The era of having to pay cellular providers to unlock your cellphone will end this year.
As of Dec. 1, cellphone customers can ask their provider to unlock their phones free of charge, the CRTC announced Thursday. At the same time, it said, all newly purchased mobile devices must be provided to customers unlocked.
Telecoms often order locked phones from manufacturers that are programmed to work only with their service. Then they charge a fee — typically $50 — to unlock the phone if a customer wants to switch providers.
The unlocking fee has always been unpopular with customers. It has even been referred to it as a “ransom fee.”
When the CRTC reviewed its wireless code earlier this year, it invited the public to comment online. Many took the opportunity to gripe about unlocking fees.

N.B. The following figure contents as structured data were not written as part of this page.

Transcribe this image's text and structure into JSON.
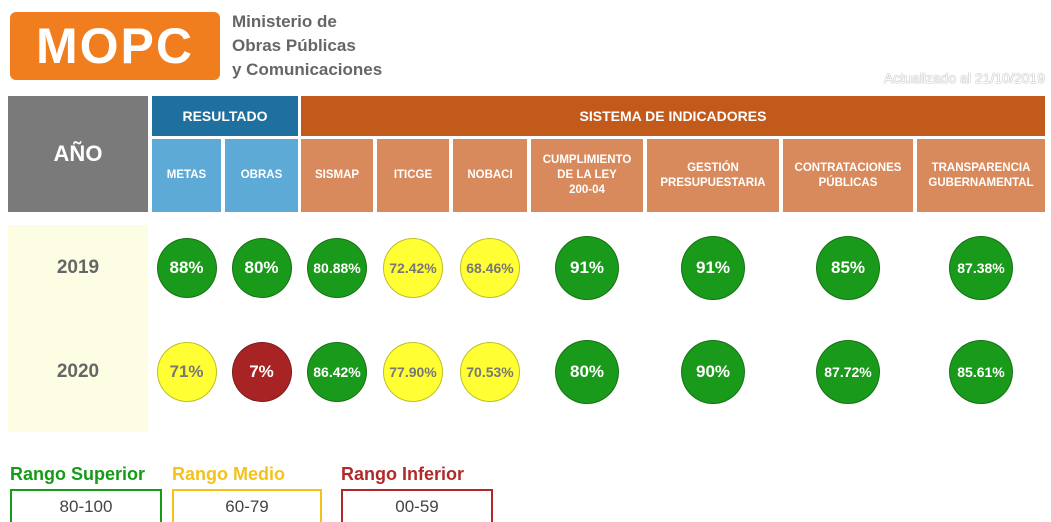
{
  "header": {
    "logo": "MOPC",
    "ministry": [
      "Ministerio de",
      "Obras Públicas",
      "y Comunicaciones"
    ],
    "updated": "Actualizado al 21/10/2019"
  },
  "table": {
    "year_header": "AÑO",
    "groups": [
      {
        "title": "RESULTADO",
        "color": "#1f6f9f",
        "sub_color": "#5eaad6",
        "columns": [
          {
            "lines": [
              "METAS"
            ]
          },
          {
            "lines": [
              "OBRAS"
            ]
          }
        ]
      },
      {
        "title": "SISTEMA DE INDICADORES",
        "color": "#c25a1c",
        "sub_color": "#d98a5c",
        "columns": [
          {
            "lines": [
              "SISMAP"
            ]
          },
          {
            "lines": [
              "ITICGE"
            ]
          },
          {
            "lines": [
              "NOBACI"
            ]
          },
          {
            "lines": [
              "CUMPLIMIENTO",
              "DE LA LEY",
              "200-04"
            ]
          },
          {
            "lines": [
              "GESTIÓN",
              "PRESUPUESTARIA"
            ]
          },
          {
            "lines": [
              "CONTRATACIONES",
              "PÚBLICAS"
            ]
          },
          {
            "lines": [
              "TRANSPARENCIA",
              "GUBERNAMENTAL"
            ]
          }
        ]
      }
    ],
    "rows": [
      {
        "year": "2019",
        "cells": [
          {
            "text": "88%",
            "color": "#1a9a1a"
          },
          {
            "text": "80%",
            "color": "#1a9a1a"
          },
          {
            "text": "80.88%",
            "color": "#1a9a1a"
          },
          {
            "text": "72.42%",
            "color": "#ffff33"
          },
          {
            "text": "68.46%",
            "color": "#ffff33"
          },
          {
            "text": "91%",
            "color": "#1a9a1a"
          },
          {
            "text": "91%",
            "color": "#1a9a1a"
          },
          {
            "text": "85%",
            "color": "#1a9a1a"
          },
          {
            "text": "87.38%",
            "color": "#1a9a1a"
          }
        ]
      },
      {
        "year": "2020",
        "cells": [
          {
            "text": "71%",
            "color": "#ffff33"
          },
          {
            "text": "7%",
            "color": "#a82424"
          },
          {
            "text": "86.42%",
            "color": "#1a9a1a"
          },
          {
            "text": "77.90%",
            "color": "#ffff33"
          },
          {
            "text": "70.53%",
            "color": "#ffff33"
          },
          {
            "text": "80%",
            "color": "#1a9a1a"
          },
          {
            "text": "90%",
            "color": "#1a9a1a"
          },
          {
            "text": "87.72%",
            "color": "#1a9a1a"
          },
          {
            "text": "85.61%",
            "color": "#1a9a1a"
          }
        ]
      }
    ]
  },
  "legend": [
    {
      "title": "Rango Superior",
      "range": "80-100",
      "color": "#159b15"
    },
    {
      "title": "Rango Medio",
      "range": "60-79",
      "color": "#f5c21b"
    },
    {
      "title": "Rango Inferior",
      "range": "00-59",
      "color": "#b02a2a"
    }
  ]
}
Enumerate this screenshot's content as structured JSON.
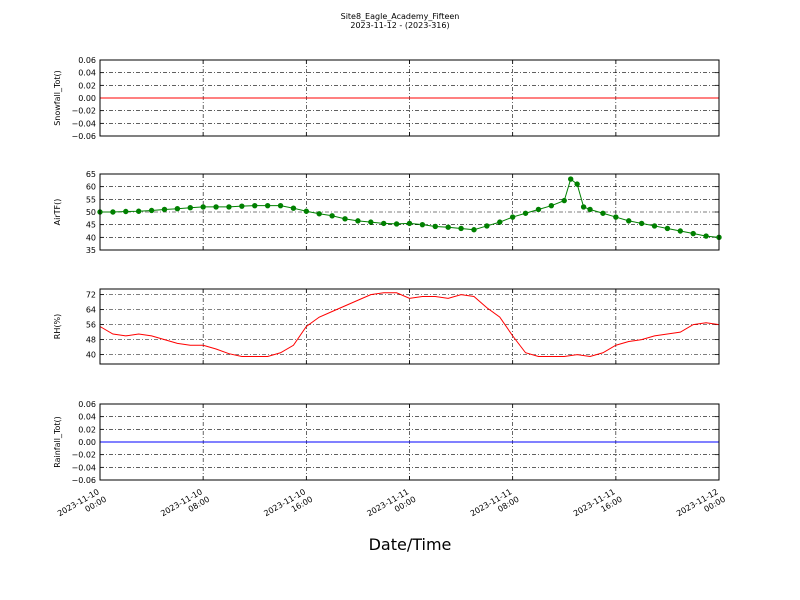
{
  "title": "Site8_Eagle_Academy_Fifteen",
  "subtitle": "2023-11-12 - (2023-316)",
  "xlabel": "Date/Time",
  "chart_data": [
    {
      "type": "line",
      "ylabel": "Snowfall_Tot()",
      "color": "#ff0000",
      "x": [
        "2023-11-10 00:00",
        "2023-11-12 00:00"
      ],
      "values": [
        0,
        0
      ],
      "xlim": [
        "2023-11-10 00:00",
        "2023-11-12 00:00"
      ],
      "xticks": [
        "2023-11-10 00:00",
        "2023-11-10 08:00",
        "2023-11-10 16:00",
        "2023-11-11 00:00",
        "2023-11-11 08:00",
        "2023-11-11 16:00",
        "2023-11-12 00:00"
      ],
      "ylim": [
        -0.06,
        0.06
      ],
      "yticks": [
        {
          "value": -0.06,
          "label": "−0.06"
        },
        {
          "value": -0.04,
          "label": "−0.04"
        },
        {
          "value": -0.02,
          "label": "−0.02"
        },
        {
          "value": 0,
          "label": "0.00"
        },
        0.02,
        0.04,
        0.06
      ],
      "grid": true
    },
    {
      "type": "line",
      "ylabel": "AirTF()",
      "color": "#008000",
      "markers": true,
      "x": [
        "2023-11-10 00:00",
        "2023-11-10 01:00",
        "2023-11-10 02:00",
        "2023-11-10 03:00",
        "2023-11-10 04:00",
        "2023-11-10 05:00",
        "2023-11-10 06:00",
        "2023-11-10 07:00",
        "2023-11-10 08:00",
        "2023-11-10 09:00",
        "2023-11-10 10:00",
        "2023-11-10 11:00",
        "2023-11-10 12:00",
        "2023-11-10 13:00",
        "2023-11-10 14:00",
        "2023-11-10 15:00",
        "2023-11-10 16:00",
        "2023-11-10 17:00",
        "2023-11-10 18:00",
        "2023-11-10 19:00",
        "2023-11-10 20:00",
        "2023-11-10 21:00",
        "2023-11-10 22:00",
        "2023-11-10 23:00",
        "2023-11-11 00:00",
        "2023-11-11 01:00",
        "2023-11-11 02:00",
        "2023-11-11 03:00",
        "2023-11-11 04:00",
        "2023-11-11 05:00",
        "2023-11-11 06:00",
        "2023-11-11 07:00",
        "2023-11-11 08:00",
        "2023-11-11 09:00",
        "2023-11-11 10:00",
        "2023-11-11 11:00",
        "2023-11-11 12:00",
        "2023-11-11 12:30",
        "2023-11-11 13:00",
        "2023-11-11 13:30",
        "2023-11-11 14:00",
        "2023-11-11 15:00",
        "2023-11-11 16:00",
        "2023-11-11 17:00",
        "2023-11-11 18:00",
        "2023-11-11 19:00",
        "2023-11-11 20:00",
        "2023-11-11 21:00",
        "2023-11-11 22:00",
        "2023-11-11 23:00",
        "2023-11-12 00:00"
      ],
      "values": [
        50,
        50,
        50.2,
        50.3,
        50.6,
        51,
        51.3,
        51.7,
        52,
        52,
        52,
        52.3,
        52.5,
        52.5,
        52.5,
        51.5,
        50.3,
        49.3,
        48.5,
        47.3,
        46.5,
        46,
        45.5,
        45.3,
        45.5,
        45,
        44.3,
        44,
        43.5,
        43,
        44.5,
        46,
        48,
        49.5,
        51,
        52.5,
        54.5,
        63,
        61,
        52,
        51,
        49.5,
        48,
        46.5,
        45.5,
        44.5,
        43.5,
        42.5,
        41.5,
        40.5,
        40
      ],
      "xlim": [
        "2023-11-10 00:00",
        "2023-11-12 00:00"
      ],
      "xticks": [
        "2023-11-10 00:00",
        "2023-11-10 08:00",
        "2023-11-10 16:00",
        "2023-11-11 00:00",
        "2023-11-11 08:00",
        "2023-11-11 16:00",
        "2023-11-12 00:00"
      ],
      "ylim": [
        35,
        65
      ],
      "yticks": [
        35,
        40,
        45,
        50,
        55,
        60,
        65
      ],
      "grid": true
    },
    {
      "type": "line",
      "ylabel": "RH(%)",
      "color": "#ff0000",
      "x": [
        "2023-11-10 00:00",
        "2023-11-10 01:00",
        "2023-11-10 02:00",
        "2023-11-10 03:00",
        "2023-11-10 04:00",
        "2023-11-10 05:00",
        "2023-11-10 06:00",
        "2023-11-10 07:00",
        "2023-11-10 08:00",
        "2023-11-10 09:00",
        "2023-11-10 10:00",
        "2023-11-10 11:00",
        "2023-11-10 12:00",
        "2023-11-10 13:00",
        "2023-11-10 14:00",
        "2023-11-10 15:00",
        "2023-11-10 16:00",
        "2023-11-10 17:00",
        "2023-11-10 18:00",
        "2023-11-10 19:00",
        "2023-11-10 20:00",
        "2023-11-10 21:00",
        "2023-11-10 22:00",
        "2023-11-10 23:00",
        "2023-11-11 00:00",
        "2023-11-11 01:00",
        "2023-11-11 02:00",
        "2023-11-11 03:00",
        "2023-11-11 04:00",
        "2023-11-11 05:00",
        "2023-11-11 06:00",
        "2023-11-11 07:00",
        "2023-11-11 08:00",
        "2023-11-11 09:00",
        "2023-11-11 10:00",
        "2023-11-11 11:00",
        "2023-11-11 12:00",
        "2023-11-11 13:00",
        "2023-11-11 14:00",
        "2023-11-11 15:00",
        "2023-11-11 16:00",
        "2023-11-11 17:00",
        "2023-11-11 18:00",
        "2023-11-11 19:00",
        "2023-11-11 20:00",
        "2023-11-11 21:00",
        "2023-11-11 22:00",
        "2023-11-11 23:00",
        "2023-11-12 00:00"
      ],
      "values": [
        55,
        51,
        50,
        51,
        50,
        48,
        46,
        45,
        45,
        43,
        40.5,
        39,
        39,
        39,
        41,
        45,
        55,
        60,
        63,
        66,
        69,
        72,
        73,
        73,
        70,
        71,
        71,
        70,
        72,
        71,
        65,
        60,
        50,
        41,
        39,
        39,
        39,
        40,
        39,
        41,
        45,
        47,
        48,
        50,
        51,
        52,
        56,
        57,
        56
      ],
      "xlim": [
        "2023-11-10 00:00",
        "2023-11-12 00:00"
      ],
      "xticks": [
        "2023-11-10 00:00",
        "2023-11-10 08:00",
        "2023-11-10 16:00",
        "2023-11-11 00:00",
        "2023-11-11 08:00",
        "2023-11-11 16:00",
        "2023-11-12 00:00"
      ],
      "ylim": [
        35,
        75
      ],
      "yticks": [
        40,
        48,
        56,
        64,
        72
      ],
      "grid": true
    },
    {
      "type": "line",
      "ylabel": "Rainfall_Tot()",
      "color": "#0000ff",
      "x": [
        "2023-11-10 00:00",
        "2023-11-12 00:00"
      ],
      "values": [
        0,
        0
      ],
      "xlim": [
        "2023-11-10 00:00",
        "2023-11-12 00:00"
      ],
      "xticks": [
        "2023-11-10 00:00",
        "2023-11-10 08:00",
        "2023-11-10 16:00",
        "2023-11-11 00:00",
        "2023-11-11 08:00",
        "2023-11-11 16:00",
        "2023-11-12 00:00"
      ],
      "ylim": [
        -0.06,
        0.06
      ],
      "yticks": [
        {
          "value": -0.06,
          "label": "−0.06"
        },
        {
          "value": -0.04,
          "label": "−0.04"
        },
        {
          "value": -0.02,
          "label": "−0.02"
        },
        {
          "value": 0,
          "label": "0.00"
        },
        0.02,
        0.04,
        0.06
      ],
      "grid": true,
      "show_xtick_labels": true
    }
  ]
}
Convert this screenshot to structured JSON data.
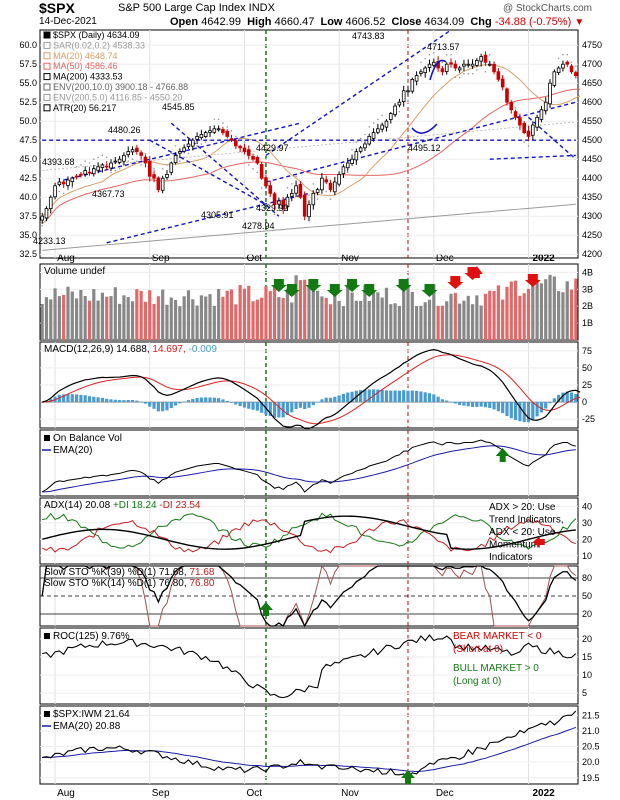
{
  "header": {
    "symbol": "$SPX",
    "name": "S&P 500 Large Cap Index  INDX",
    "date": "14-Dec-2021",
    "watermark": "@ StockCharts.com",
    "open_label": "Open",
    "open": "4642.99",
    "high_label": "High",
    "high": "4660.47",
    "low_label": "Low",
    "low": "4606.52",
    "close_label": "Close",
    "close": "4634.09",
    "chg_label": "Chg",
    "chg": "-34.88 (-0.75%)",
    "chg_icon": "down-triangle-icon"
  },
  "colors": {
    "up": "#000000",
    "down": "#cc0000",
    "ma20": "#d9a06a",
    "ma50": "#e66464",
    "ma200": "#9a9a9a",
    "sar": "#9a9a9a",
    "trend": "#1414c8",
    "green_marker": "#137a13",
    "red_marker": "#e01010",
    "vline_green": "#137a13",
    "vline_red": "#cc0000",
    "macd_hist": "#4a9bd0",
    "ema_blue": "#1a1aa8"
  },
  "chart_data": [
    {
      "id": "price",
      "type": "candlestick",
      "legend": [
        "$SPX (Daily) 4634.09",
        "SAR(0.02,0.2) 4538.33",
        "MA(20) 4648.74",
        "MA(50) 4586.46",
        "MA(200) 4333.53",
        "ENV(200,10.0) 3900.18 - 4766.88",
        "ENV(200,5.0) 4116.85 - 4550.20",
        "ATR(20) 56.217"
      ],
      "y_right_ticks": [
        "4750",
        "4700",
        "4650",
        "4600",
        "4550",
        "4500",
        "4450",
        "4400",
        "4350",
        "4300",
        "4250",
        "4200"
      ],
      "y_left_ticks": [
        "60.0",
        "57.5",
        "55.0",
        "52.5",
        "50.0",
        "47.5",
        "45.0",
        "42.5",
        "40.0",
        "37.5",
        "35.0",
        "32.5"
      ],
      "ylim": [
        4190,
        4790
      ],
      "annotations": [
        "4393.68",
        "4480.26",
        "4545.85",
        "4367.73",
        "4305.91",
        "4278.94",
        "4429.97",
        "4329.92",
        "4743.83",
        "4713.57",
        "4495.12",
        "4233.13"
      ],
      "closes": [
        4300,
        4320,
        4350,
        4380,
        4390,
        4385,
        4395,
        4400,
        4405,
        4410,
        4420,
        4415,
        4425,
        4430,
        4435,
        4430,
        4440,
        4445,
        4450,
        4460,
        4470,
        4475,
        4470,
        4460,
        4440,
        4405,
        4400,
        4370,
        4400,
        4410,
        4440,
        4460,
        4470,
        4480,
        4490,
        4500,
        4510,
        4515,
        4520,
        4525,
        4530,
        4530,
        4520,
        4510,
        4500,
        4485,
        4480,
        4470,
        4460,
        4450,
        4440,
        4400,
        4380,
        4360,
        4330,
        4340,
        4320,
        4350,
        4360,
        4380,
        4350,
        4300,
        4330,
        4360,
        4370,
        4400,
        4390,
        4370,
        4390,
        4410,
        4430,
        4440,
        4450,
        4470,
        4480,
        4490,
        4510,
        4520,
        4530,
        4540,
        4550,
        4570,
        4590,
        4600,
        4630,
        4630,
        4660,
        4670,
        4680,
        4690,
        4700,
        4705,
        4690,
        4680,
        4700,
        4700,
        4690,
        4690,
        4700,
        4700,
        4700,
        4710,
        4720,
        4705,
        4700,
        4680,
        4660,
        4640,
        4600,
        4580,
        4560,
        4540,
        4520,
        4510,
        4540,
        4560,
        4580,
        4600,
        4650,
        4680,
        4690,
        4700,
        4700,
        4680,
        4670,
        4634
      ]
    },
    {
      "id": "volume",
      "type": "bar",
      "legend": [
        "Volume undef"
      ],
      "y_ticks": [
        "4B",
        "3B",
        "2B",
        "1B"
      ],
      "ylim": [
        0,
        4.5
      ]
    },
    {
      "id": "macd",
      "type": "line",
      "legend_prefix": "MACD(12,26,9) ",
      "legend_macd": "14.688,",
      "legend_signal": "14.697,",
      "legend_hist": "-0.009",
      "y_ticks": [
        "75",
        "50",
        "25",
        "0",
        "-25"
      ],
      "ylim": [
        -38,
        88
      ]
    },
    {
      "id": "obv",
      "type": "line",
      "legend": [
        "On Balance Vol",
        "EMA(20)"
      ]
    },
    {
      "id": "adx",
      "type": "line",
      "legend_adx": "ADX(14) 20.08",
      "legend_pdi": "+DI 18.24",
      "legend_mdi": "-DI 23.54",
      "y_ticks": [
        "40",
        "30",
        "20",
        "10"
      ],
      "ylim": [
        5,
        45
      ],
      "note": [
        "ADX > 20: Use",
        "Trend Indicators,",
        "ADX < 20: Use",
        "Momentum",
        "Indicators"
      ]
    },
    {
      "id": "stoch",
      "type": "line",
      "legend_slow": "Slow STO %K(39) %D(1) 71.68, ",
      "legend_slow_red": "71.68",
      "legend_fast": "Slow STO %K(14) %D(1) 76.80, ",
      "legend_fast_red": "76.80",
      "y_ticks": [
        "80",
        "50",
        "20"
      ],
      "ylim": [
        0,
        100
      ]
    },
    {
      "id": "roc",
      "type": "line",
      "legend": [
        "ROC(125) 9.76%"
      ],
      "y_ticks": [
        "20",
        "15",
        "10",
        "5"
      ],
      "ylim": [
        2,
        23
      ],
      "note_bear": [
        "BEAR MARKET < 0",
        "(Short at 0)"
      ],
      "note_bull": [
        "BULL MARKET > 0",
        "(Long at 0)"
      ]
    },
    {
      "id": "ratio",
      "type": "line",
      "legend": [
        "$SPX:IWM 21.64",
        "EMA(20) 20.88"
      ],
      "y_ticks": [
        "21.5",
        "21.0",
        "20.5",
        "20.0",
        "19.5"
      ],
      "ylim": [
        19.3,
        21.8
      ]
    }
  ],
  "x_axis": {
    "top_labels": [
      "Aug",
      "Sep",
      "Oct",
      "Nov",
      "Dec",
      "2022"
    ],
    "bottom_labels": [
      "Aug",
      "Sep",
      "Oct",
      "Nov",
      "Dec",
      "2022"
    ]
  }
}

During a February CRTC hearing, Bell, Rogers and Telus all stood by their unlocking fees.
The big three warned that if they didn’t charge an unlocking fee for the few customers who want it done, the cost would have to be passed on to everyone.
Canada’s main telecoms wouldn’t comment on the CRTC’s decision to ban unlocking fees, stating they’re still reviewing the new mandate.
No free-for-all for family plans
The commission’s decision on unlocking fees came out of a review of its 2013 wireless code created in part to help limit costly cellphone fees for consumers.
As part of the review, the commission also announced that only the account holder can consent to data overage and additional roaming charges in a family-shared cellphone plan. Other plan members will only be able to give consent if the account holder grants them approval.
To help customers avoid running up their bills, the wireless code mandated that cellular service providers must cap international roaming charges at $100 a month and data overage fees at $50 — unless a customer agrees to pay more.
rosemary pick cellphone
Last year, CBC’s Marketplace found that Rogers, Bell and Telus all allowed anyone on a family share plan — including minors — to buy data above the $50 cap. All they had to do was respond “Yes” to a text message from their provider.
The new approval rules for family plans are effective immediately.